I finish my tea and go for a walk around the garden. There are wild parts and cultivated parts, hidden plants that come and go. I know it well but it is always changing, like a dream! At the back near the blueberries I see the plant from my dream. It has bright yellow flowers glowing brightly in the morning sun; a St.John’s Wort! This is a plant that is connected to the sun and protection. It is also the herbal remedy for depression! Now I understand my dream. First of all I fought the illness for Sylvanna using the magick of the herb. Because I brought it back with me, she is meant to connect with the plant in some way for her depression. I know it is proven to help mild depression or the blues, but not deep suicidal despair.

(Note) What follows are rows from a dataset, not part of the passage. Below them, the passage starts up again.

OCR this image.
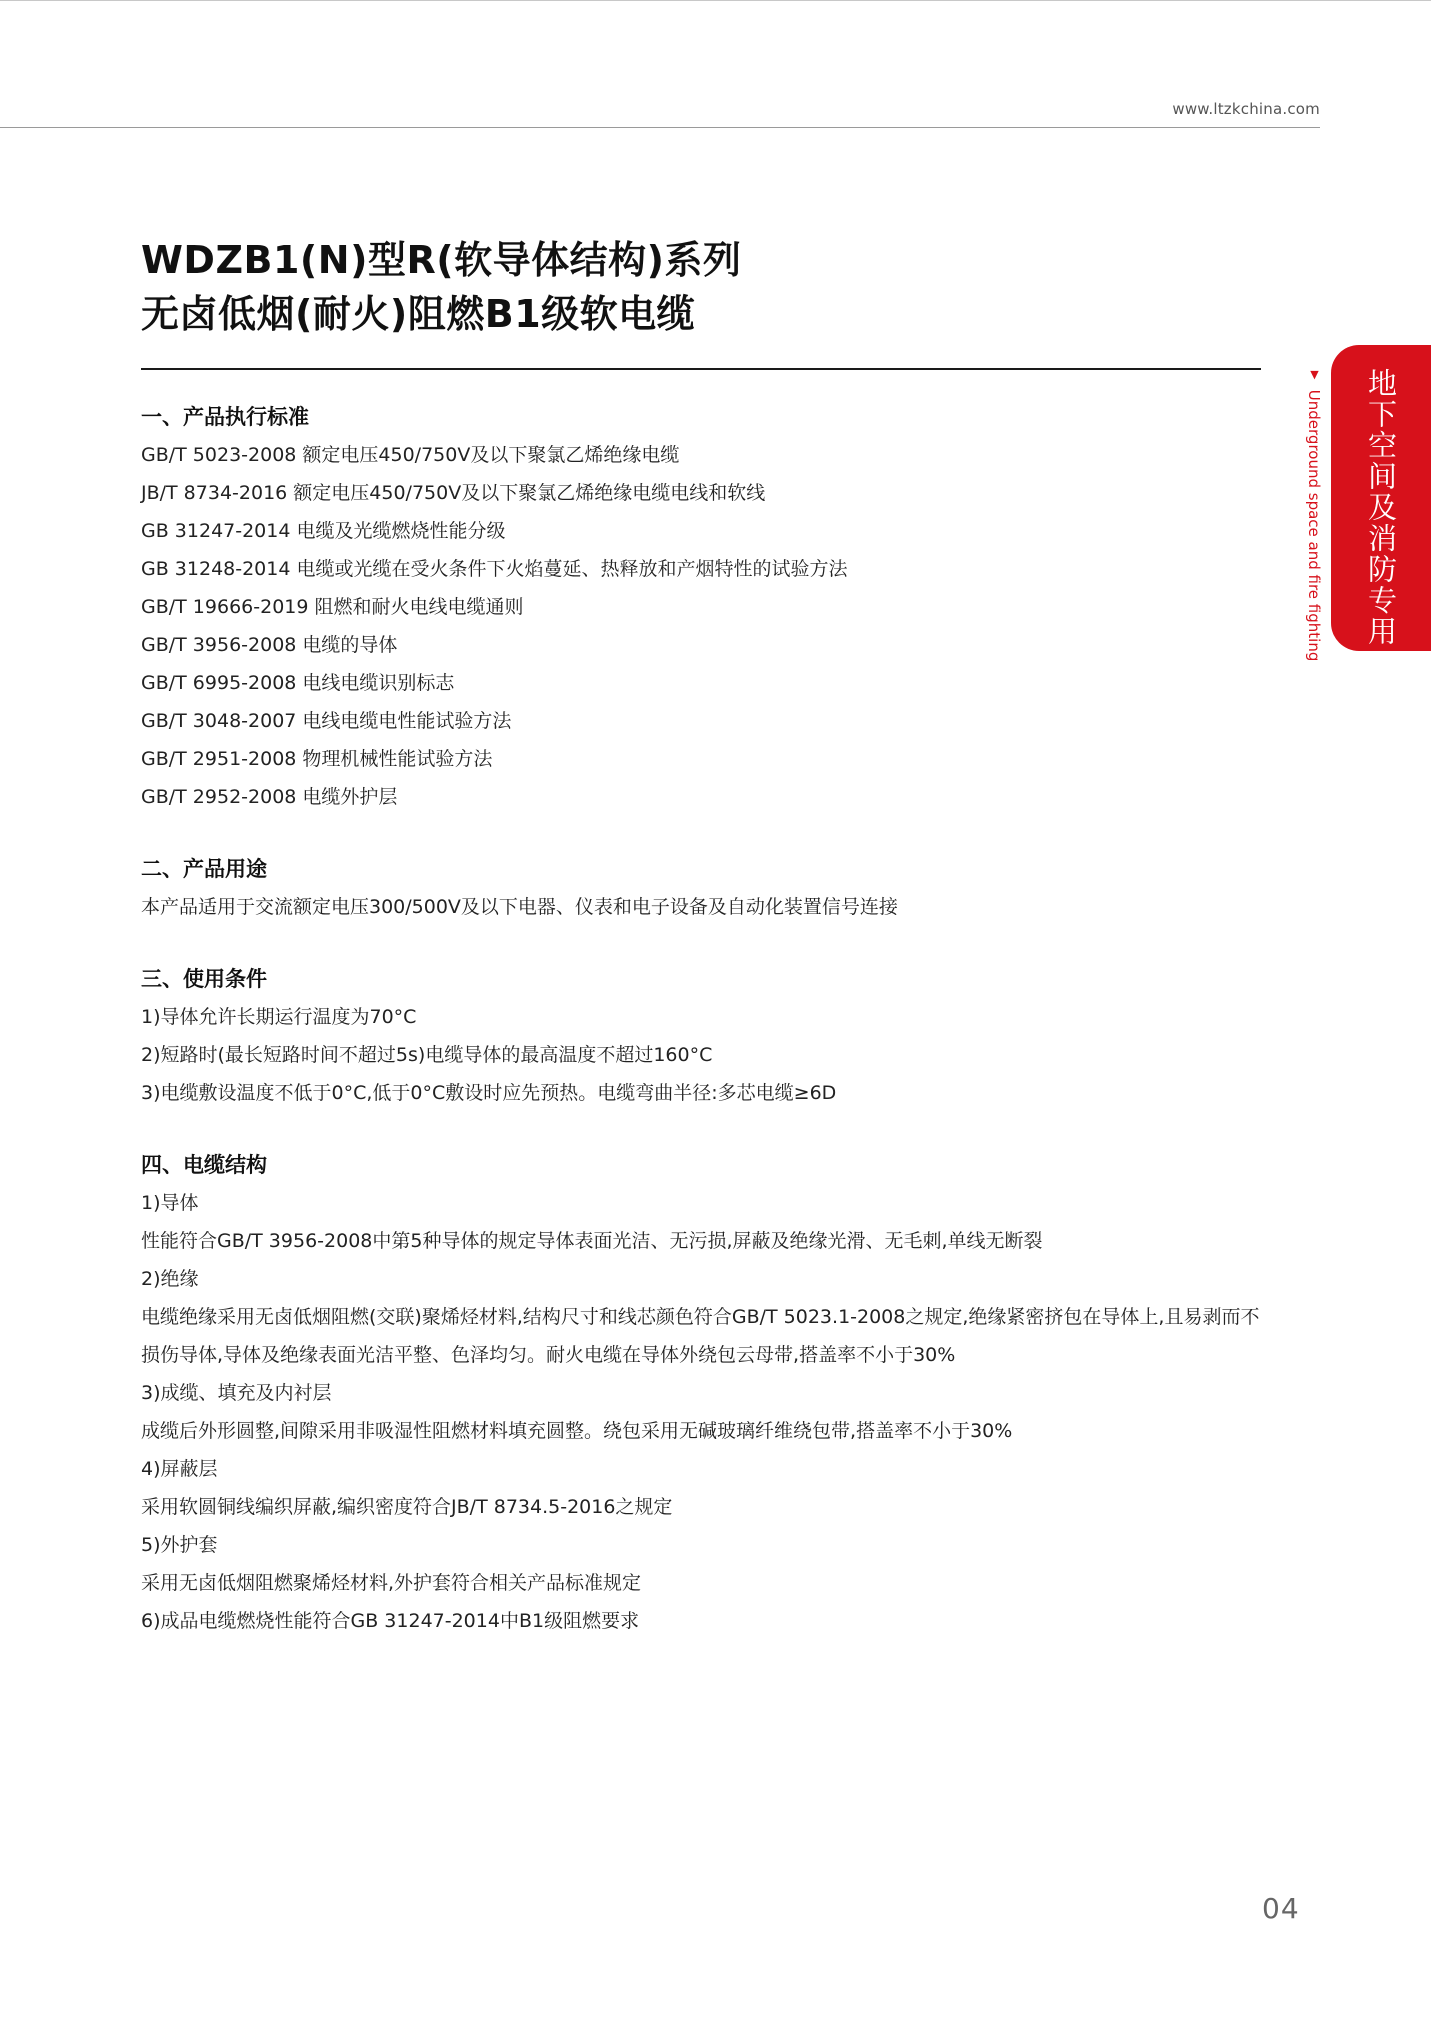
www.ltzkchina.com
WDZB1(N)型R(软导体结构)系列
无卤低烟(耐火)阻燃B1级软电缆
地下空间及消防专用
▼ Underground space and fire fighting
一、产品执行标准
GB/T 5023-2008 额定电压450/750V及以下聚氯乙烯绝缘电缆
JB/T 8734-2016 额定电压450/750V及以下聚氯乙烯绝缘电缆电线和软线
GB 31247-2014 电缆及光缆燃烧性能分级
GB 31248-2014 电缆或光缆在受火条件下火焰蔓延、热释放和产烟特性的试验方法
GB/T 19666-2019 阻燃和耐火电线电缆通则
GB/T 3956-2008 电缆的导体
GB/T 6995-2008 电线电缆识别标志
GB/T 3048-2007 电线电缆电性能试验方法
GB/T 2951-2008 物理机械性能试验方法
GB/T 2952-2008 电缆外护层
二、产品用途
本产品适用于交流额定电压300/500V及以下电器、仪表和电子设备及自动化装置信号连接
三、使用条件
1)导体允许长期运行温度为70°C
2)短路时(最长短路时间不超过5s)电缆导体的最高温度不超过160°C
3)电缆敷设温度不低于0°C,低于0°C敷设时应先预热。电缆弯曲半径:多芯电缆≥6D
四、电缆结构
1)导体
性能符合GB/T 3956-2008中第5种导体的规定导体表面光洁、无污损,屏蔽及绝缘光滑、无毛刺,单线无断裂
2)绝缘
电缆绝缘采用无卤低烟阻燃(交联)聚烯烃材料,结构尺寸和线芯颜色符合GB/T 5023.1-2008之规定,绝缘紧密挤包在导体上,且易剥而不损伤导体,导体及绝缘表面光洁平整、色泽均匀。耐火电缆在导体外绕包云母带,搭盖率不小于30%
3)成缆、填充及内衬层
成缆后外形圆整,间隙采用非吸湿性阻燃材料填充圆整。绕包采用无碱玻璃纤维绕包带,搭盖率不小于30%
4)屏蔽层
采用软圆铜线编织屏蔽,编织密度符合JB/T 8734.5-2016之规定
5)外护套
采用无卤低烟阻燃聚烯烃材料,外护套符合相关产品标准规定
6)成品电缆燃烧性能符合GB 31247-2014中B1级阻燃要求
04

I call Sylvanna and she says that she woke feeling hope! This is a very good sign. I ask her if she has ever tried St.John’s Wort and she says that she has heard about it but cannot take it with the medication she is already on. I suggest a dream pillow with St.John’s Wort, camomile flowers and lavender to help her sleep well and to connect her sleeping self with the energy and magick of the herb. During the day I create the dream pillow for her and energize it with the healing of the Sacred Earth and the Ancestors.

A few days later she tells me that she is feeling much better and that she has turned a corner. Now she really believes that her terrible depression and darkness is finally lifting. She feels hopeful that soon she will be able to come home to the land of happiness and the land of normal!

Dream magick can be done by everyone because it is natural to dream. Let us walk in the dreamtime together and meet the spirits and guides who are ready to help us.

(*Name changed and the story is a composite of more than one person.)